OpenACC-Accelerated MPM for Slope Failure Simulation with Single-Codebase MPI and OpenMP Benchmarking

Hidano, Soma (Tohoku University)
Terada, Kenjiro (Tohoku University)

In session: MS075B - Advances in Natural Hazard Simulation II

Please login to view abstract download link

The MPM, a particle method with a FEM-like background grid, is widely used in geotechnical engineering to simulate large deformations such as slope failure. GPU-accelerated MPM has been actively studied, yet fully aligned “apples-to-apples” performance evaluations across distributed-memory MPI CPU runs, shared-memory OpenMP CPU runs, and directive-based GPU offloading within a single codebase remain relatively limited.
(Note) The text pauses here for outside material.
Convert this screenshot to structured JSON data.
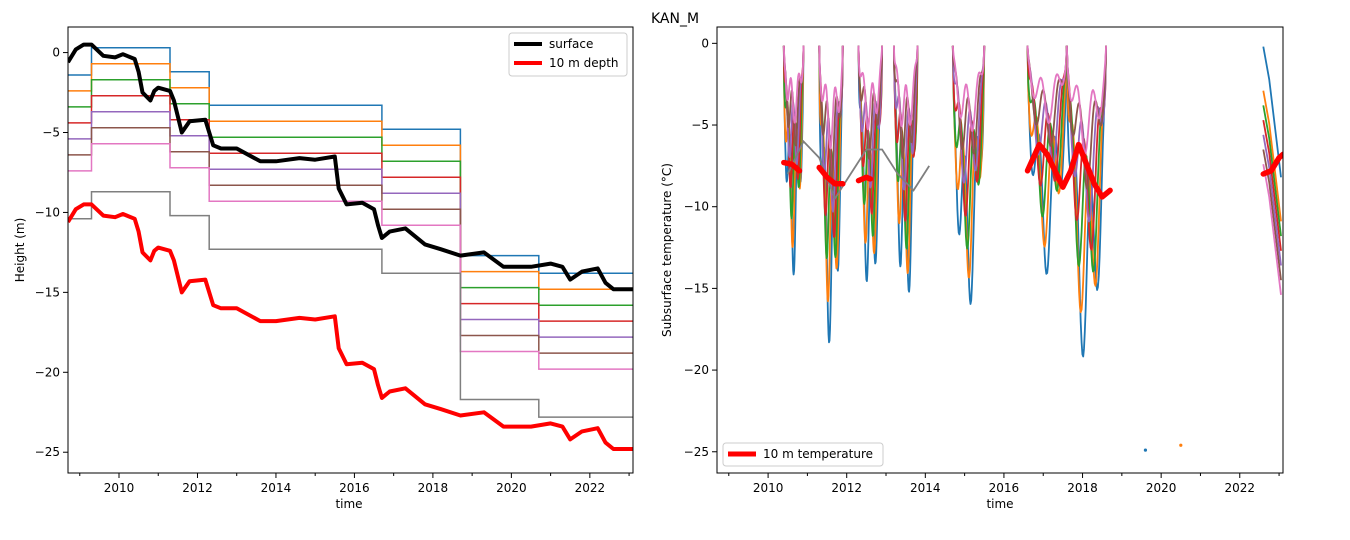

In this study, we develop an OpenACC-offloaded MPM while retaining MPI and OpenMP execution paths in the same Fortran code, enabling consistent benchmarking across CPU (MPI/OpenMP) and GPU (OpenACC, optionally with MPI) configurations within a unified codebase. We report end-to-end performance together with a transparent timing breakdown over major stages, including particle-to-grid (P2G), grid updates, grid-to-particle (G2P), particle management, and I/O. To reduce contention in P2G scatter updates, we maintain node-based particle lists and perform P2G by looping over grid nodes and their associated particles. All experiments are conducted on the “Miyabi” supercomputer operated by the Joint Center for Advanced High Performance Computing (JCAHPC). The Miyabi-G GPU nodes adopt NVIDIA GH200 Grace Hopper Superchips connected via NVLink-C2C and provide a cache-coherent, unified CPU–GPU memory system. We further assess multi-node, multi-GPU execution by reusing MPI domain decomposition with one GPU per node, and demonstrate feasibility for a real-scale three-dimensional slope-failure simulation while discussing scalability limits and dominant cost components. Looking ahead, to address long-duration infiltration-induced failure, we will extend the framework toward semi-implicit/implicit time integration and accelerate preconditioners and linear solvers for robust, scalable simulations.